By Carol Francois
Commercial mediation is a process used to resolve disagreements that occur in commercial relationships. This can include disagreements over land, materials, rights, opportunities and contracts. There normally are six stages in a commercial mediation process. Both parties must agree to use the services of a professional mediator to resolve the dispute and to be bound by the agreement that is reached.
A professional mediator often is a lawyer who has completed an additional training program in commercial mediation. He or she has a combination of legal knowledge and expertise, as well as the skills necessary to reach a resolution that is agreeable to both parties. The use of commercial mediation to resolve business disputes is steadily increasing because it is an excellent way to resolve a dispute through a formal process, at a much lower cost than civil litigation. It is important for both sides in the dispute to agree to the mediation process and to the appointment of the particular mediator.

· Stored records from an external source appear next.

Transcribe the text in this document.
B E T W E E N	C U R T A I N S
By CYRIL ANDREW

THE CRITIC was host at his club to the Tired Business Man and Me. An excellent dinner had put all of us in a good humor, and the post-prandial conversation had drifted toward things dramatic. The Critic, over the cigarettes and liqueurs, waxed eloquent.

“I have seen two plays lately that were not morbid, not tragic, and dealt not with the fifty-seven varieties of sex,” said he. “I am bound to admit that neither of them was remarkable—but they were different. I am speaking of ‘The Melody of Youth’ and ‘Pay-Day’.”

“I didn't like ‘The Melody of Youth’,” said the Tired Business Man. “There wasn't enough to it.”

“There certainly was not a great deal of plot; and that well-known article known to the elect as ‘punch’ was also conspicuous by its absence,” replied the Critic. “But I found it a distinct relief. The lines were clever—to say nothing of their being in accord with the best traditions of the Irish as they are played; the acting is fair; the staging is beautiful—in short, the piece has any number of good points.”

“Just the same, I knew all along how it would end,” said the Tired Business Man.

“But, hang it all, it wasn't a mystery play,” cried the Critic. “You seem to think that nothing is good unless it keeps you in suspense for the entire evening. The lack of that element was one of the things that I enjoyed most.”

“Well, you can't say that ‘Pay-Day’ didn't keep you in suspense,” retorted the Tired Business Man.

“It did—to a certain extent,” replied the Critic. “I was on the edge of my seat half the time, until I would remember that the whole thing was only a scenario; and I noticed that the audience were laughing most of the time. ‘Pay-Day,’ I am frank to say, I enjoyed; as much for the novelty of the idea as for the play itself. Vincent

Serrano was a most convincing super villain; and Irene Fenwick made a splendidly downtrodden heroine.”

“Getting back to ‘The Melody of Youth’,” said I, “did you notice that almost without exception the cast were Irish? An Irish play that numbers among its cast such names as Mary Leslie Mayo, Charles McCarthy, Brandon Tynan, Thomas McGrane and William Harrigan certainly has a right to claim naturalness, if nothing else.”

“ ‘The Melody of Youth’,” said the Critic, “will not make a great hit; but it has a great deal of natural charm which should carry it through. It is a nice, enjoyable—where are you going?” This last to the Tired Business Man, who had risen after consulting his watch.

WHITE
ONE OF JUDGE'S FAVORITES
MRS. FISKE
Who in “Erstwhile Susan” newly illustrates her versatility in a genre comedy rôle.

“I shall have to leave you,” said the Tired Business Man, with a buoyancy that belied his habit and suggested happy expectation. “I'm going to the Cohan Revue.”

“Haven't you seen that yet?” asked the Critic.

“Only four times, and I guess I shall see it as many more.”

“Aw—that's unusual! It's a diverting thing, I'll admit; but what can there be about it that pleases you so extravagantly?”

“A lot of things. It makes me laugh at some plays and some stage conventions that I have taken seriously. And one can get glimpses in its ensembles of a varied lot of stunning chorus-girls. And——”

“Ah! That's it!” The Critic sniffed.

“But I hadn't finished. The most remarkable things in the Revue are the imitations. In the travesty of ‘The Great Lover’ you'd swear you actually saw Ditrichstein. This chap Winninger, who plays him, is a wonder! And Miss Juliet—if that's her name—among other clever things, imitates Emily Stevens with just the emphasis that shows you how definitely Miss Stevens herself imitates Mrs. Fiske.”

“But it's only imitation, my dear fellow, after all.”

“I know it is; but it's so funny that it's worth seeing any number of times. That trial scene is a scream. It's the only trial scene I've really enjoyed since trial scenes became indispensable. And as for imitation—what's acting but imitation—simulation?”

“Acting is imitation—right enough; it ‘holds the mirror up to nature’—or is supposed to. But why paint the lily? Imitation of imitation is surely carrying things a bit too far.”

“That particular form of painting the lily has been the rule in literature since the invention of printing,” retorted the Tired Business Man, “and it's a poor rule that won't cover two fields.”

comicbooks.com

There are six typical stages involved in a commercial mediation process, and although the details may vary, most mediation follows this outline. Both sides are expected to arrive at the mediation session prepared to review the details of the dispute and with the authorization to reach an agreement. The amount of preparation required depends on the length of the dispute, but most companies take at least two to three days to organize the supporting materials into a binder and prepare opening statements and a summary of the main issues. A list of possible resolution options and negotiable items can be very helpful during the actual process.
At the beginning of the commercial mediation session, the mediator makes sure that introductions are done and explains the goals, rules and etiquette of mediation. It is very common for the mediator to provide a list of expected protocols to everyone at the table. Simple rules such as no foul language, no threatening behavior and allowing the other person to speak without interruption are often listed.
The next step in the process is the opening statements of the participants. Each side is invited to explain in their own words what the cause and the impact of the dispute are and to provide at least one suggestion to resolve it. Interruption or correction by the other side is not allowed. The mediator often calls a short recess at this stage, allowing time to compare the resolution suggestions and create a list of agreed upon facts.
Both sides are brought back together to review the points raised in the opening statements and propose a compromise or series of options for resolution. Each side has an opportunity to meet privately with the mediator to discuss the relative strengths and weaknesses of their position and discuss settlement options. After these meetings, the mediator brings the two sides back together to discuss the possible solutions and work on the details until an agreement can be reached. The mediator documents the main items in writing, and both sides sign a copy of the settlement to show that they accept it.